Threshold Return vectors with similarity ≥ $\tau$ "Find relevant documents (score > 0.8)"

Range queries are harder to optimize

k-NN has a fixed result size; range queries can return 0 or millions of results. Most ANN indexes are optimized for k-NN.


4.3 Hybrid Predicates (Vector + Filter)

Real queries combine vector similarity with scalar/text filters:

SELECT * FROM documents
WHERE category = 'science' AND year >= 2020
ORDER BY vector_distance(embedding, $query_vec)
LIMIT 10

Three Filtering Strategies

flowchart LR
    subgraph "Pre-filter"
        A1[Apply filter] --> A2[Search filtered subset]
    end
    subgraph "Post-filter"
        B1[ANN search full index] --> B2[Filter top-K results]
    end
    subgraph "In-graph filter"
        C1["ANN search + skip<br/>non-matching nodes"]
    end
Strategy Pros Cons
Pre-filter Exact filter results May leave too few vectors for good ANN search
Post-filter Uses full index quality May discard most results; need large over-fetch
In-graph filter Best of both worlds Complex implementation; may break graph connectivity

Over-fetching Formula for Post-filter

If filter selectivity is $s$ (fraction of vectors passing), fetch:

$$ k' = \frac{k}{s} \cdot \alpha $$

where $\alpha \approx 1.5\text{–}3$ is a safety factor to account for non-uniform distribution.


4.4 Multi-Vector Queries

ColBERT-Style Late Interaction

Instead of one vector per document, use multiple vectors (one per token):

$$ \text{score}(q, d) = \sum_{i=1}^{|q|} \max_{j=1}^{|d|} \; \mathbf{q}_i \cdot \mathbf{d}_j $$

This MaxSim operator captures fine-grained token-level interactions.
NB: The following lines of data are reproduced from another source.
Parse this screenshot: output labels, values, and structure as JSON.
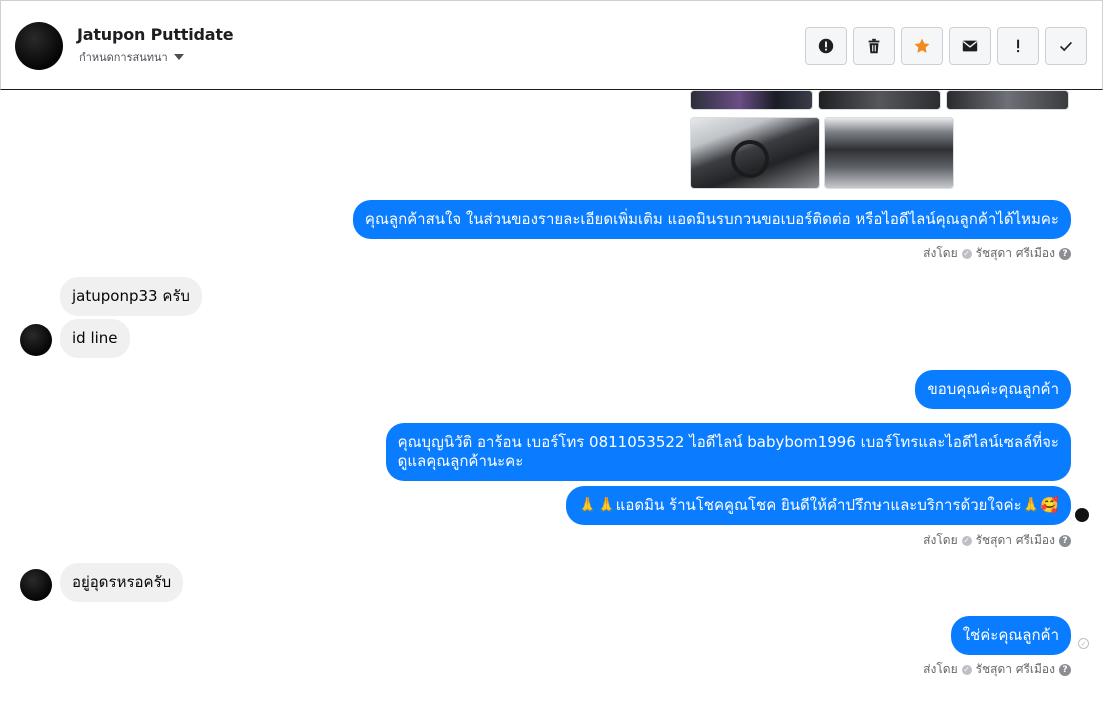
{
  "header": {
    "contact_name": "Jatupon Puttidate",
    "subtitle": "กำหนดการสนทนา",
    "actions": [
      {
        "name": "report-button",
        "icon": "alert-circle-icon"
      },
      {
        "name": "delete-button",
        "icon": "trash-icon"
      },
      {
        "name": "star-button",
        "icon": "star-icon"
      },
      {
        "name": "mail-button",
        "icon": "mail-icon"
      },
      {
        "name": "mark-important-button",
        "icon": "exclamation-icon"
      },
      {
        "name": "mark-done-button",
        "icon": "check-icon"
      }
    ],
    "star_color": "#f28b1f"
  },
  "messages": {
    "out1": "คุณลูกค้าสนใจ ในส่วนของรายละเอียดเพิ่มเติม แอดมินรบกวนขอเบอร์ติดต่อ หรือไอดีไลน์คุณลูกค้าได้ไหมคะ",
    "meta1_prefix": "ส่งโดย",
    "meta1_sender": "รัชสุดา ศรีเมือง",
    "in1": "jatuponp33 ครับ",
    "in2": "id line",
    "out2": "ขอบคุณค่ะคุณลูกค้า",
    "out3_line1": "คุณบุญนิวัติ  อาร้อน        เบอร์โทร 0811053522  ไอดีไลน์ babybom1996   เบอร์โทรและไอดีไลน์เซลล์ที่จะ",
    "out3_line2": "ดูแลคุณลูกค้านะคะ",
    "out4": "🙏🙏แอดมิน ร้านโชคคูณโชค ยินดีให้คำปรึกษาและบริการด้วยใจค่ะ🙏🥰",
    "meta2_prefix": "ส่งโดย",
    "meta2_sender": "รัชสุดา ศรีเมือง",
    "in3": "อยู่อุดรหรอครับ",
    "out5": "ใช่ค่ะคุณลูกค้า",
    "meta3_prefix": "ส่งโดย",
    "meta3_sender": "รัชสุดา ศรีเมือง"
  },
  "colors": {
    "outgoing_bubble": "#0a7cff",
    "incoming_bubble": "#f0f0f0"
  }
}
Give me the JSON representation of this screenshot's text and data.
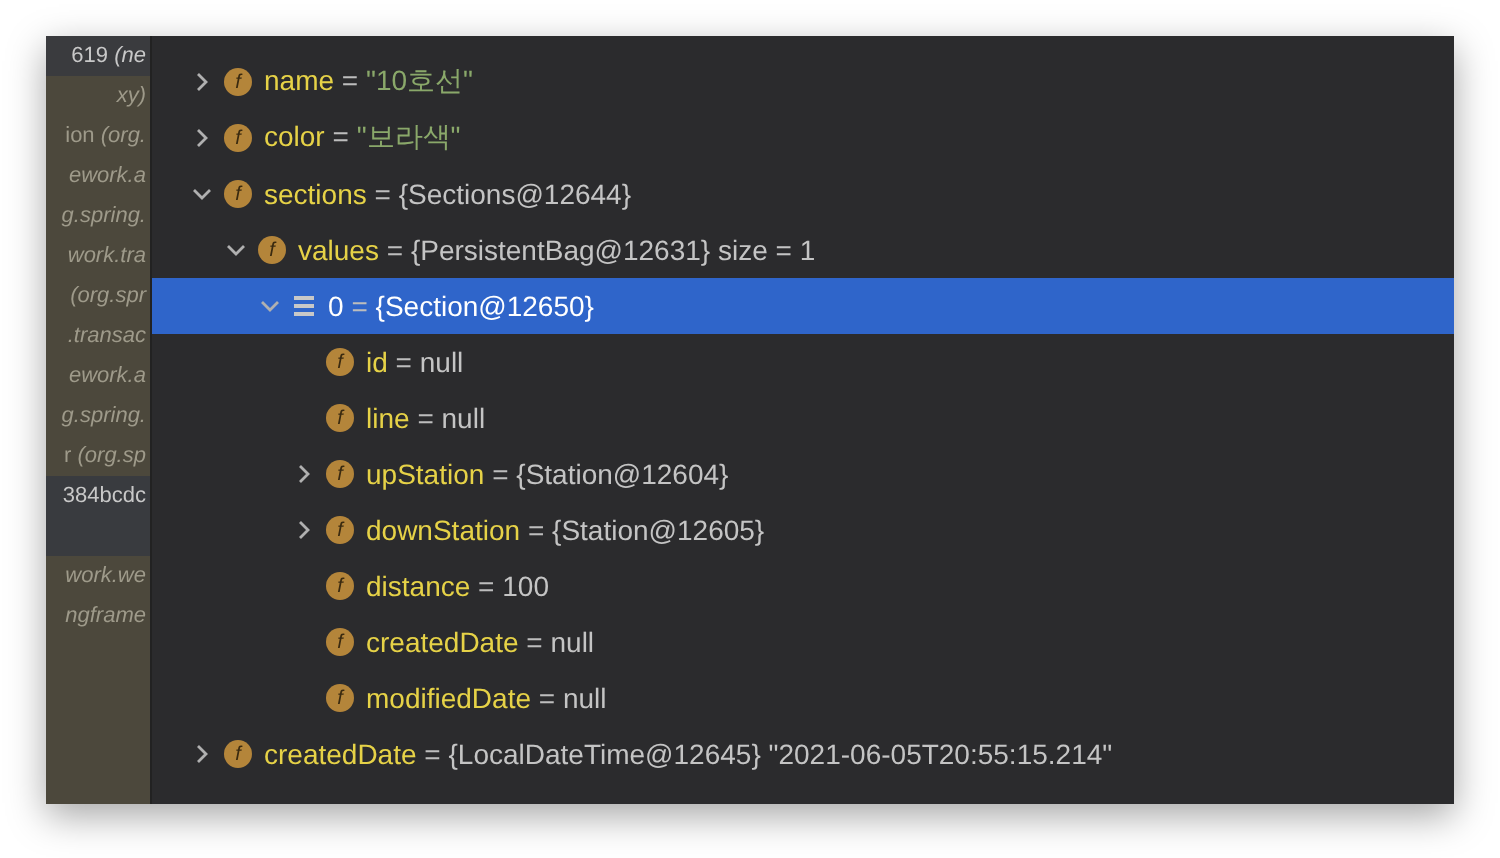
{
  "frames": [
    {
      "text": "619 *(ne*",
      "kind": "current"
    },
    {
      "text": "*xy)*",
      "kind": "library"
    },
    {
      "text": "ion *(org.*",
      "kind": "library"
    },
    {
      "text": "*ework.a*",
      "kind": "library"
    },
    {
      "text": "*g.spring.*",
      "kind": "library"
    },
    {
      "text": "*work.tra*",
      "kind": "library"
    },
    {
      "text": "*(org.spr*",
      "kind": "library"
    },
    {
      "text": "*.transac*",
      "kind": "library"
    },
    {
      "text": "*ework.a*",
      "kind": "library"
    },
    {
      "text": "*g.spring.*",
      "kind": "library"
    },
    {
      "text": "r *(org.sp*",
      "kind": "library"
    },
    {
      "text": "384bcdc",
      "kind": "thread"
    },
    {
      "kind": "gap"
    },
    {
      "text": "*work.we*",
      "kind": "library"
    },
    {
      "text": "*ngframe*",
      "kind": "library"
    }
  ],
  "tree": [
    {
      "badge": "f",
      "name": "name",
      "eq": "=",
      "value": "\"10호선\"",
      "kind": "string",
      "expanded": false,
      "selected": false
    },
    {
      "badge": "f",
      "name": "color",
      "eq": "=",
      "value": "\"보라색\"",
      "kind": "string",
      "expanded": false,
      "selected": false
    },
    {
      "badge": "f",
      "name": "sections",
      "eq": "=",
      "value": "{Sections@12644}",
      "kind": "field",
      "expanded": true,
      "selected": false,
      "children": [
        {
          "badge": "f",
          "name": "values",
          "eq": "=",
          "value": "{PersistentBag@12631}  size = 1",
          "kind": "field",
          "expanded": true,
          "selected": false,
          "children": [
            {
              "name": "0",
              "eq": "=",
              "value": "{Section@12650}",
              "kind": "element",
              "expanded": true,
              "selected": true,
              "children": [
                {
                  "badge": "f",
                  "name": "id",
                  "eq": "=",
                  "value": "null",
                  "kind": "field",
                  "selected": false
                },
                {
                  "badge": "f",
                  "name": "line",
                  "eq": "=",
                  "value": "null",
                  "kind": "field",
                  "selected": false
                },
                {
                  "badge": "f",
                  "name": "upStation",
                  "eq": "=",
                  "value": "{Station@12604}",
                  "kind": "field",
                  "expanded": false,
                  "selected": false
                },
                {
                  "badge": "f",
                  "name": "downStation",
                  "eq": "=",
                  "value": "{Station@12605}",
                  "kind": "field",
                  "expanded": false,
                  "selected": false
                },
                {
                  "badge": "f",
                  "name": "distance",
                  "eq": "=",
                  "value": "100",
                  "kind": "field",
                  "selected": false
                },
                {
                  "badge": "f",
                  "name": "createdDate",
                  "eq": "=",
                  "value": "null",
                  "kind": "field",
                  "selected": false
                },
                {
                  "badge": "f",
                  "name": "modifiedDate",
                  "eq": "=",
                  "value": "null",
                  "kind": "field",
                  "selected": false
                }
              ]
            }
          ]
        }
      ]
    },
    {
      "badge": "f",
      "name": "createdDate",
      "eq": "=",
      "value": "{LocalDateTime@12645} \"2021-06-05T20:55:15.214\"",
      "kind": "field",
      "expanded": false,
      "selected": false
    }
  ]
}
Implications for Vector Databases

  • Storage: $|d| \times$ more vectors per document (typically 128–512)
  • Indexing: Need efficient multi-vector aggregation
  • Query: Sum of per-token max-sim queries

4.5 Query Planning and Optimization

Cost-Based Planning

Given a hybrid query, choose the cheapest execution plan:

$$ \text{Cost}_{\text{pre}} = c_{\text{filter}}(s) + c_{\text{ANN}}(s \cdot n, k) $$
$$ \text{Cost}_{\text{post}} = c_{\text{ANN}}(n, k') + c_{\text{filter}}(k') $$

Choose whichever is smaller. High selectivity ($s \ll 1$) favours pre-filter; low selectivity favours post-filter.

Caching Strategies

Level What to Cache Hit Rate
Result cache Full query results Low (queries are unique)
Vector cache Hot vectors in memory High for skewed distributions
Centroid cache IVF centroid distances Very high (few centroids)

References

  1. Khattab, O., & Zaharia, M. (2020). ColBERT: Efficient and Effective Passage Search via Contextualized Late Interaction. SIGIR.
  2. Wei, J., et al. (2023). Filtered-DiskANN: Graph Algorithms for Approximate Nearest Neighbor Search with Filters. WWW.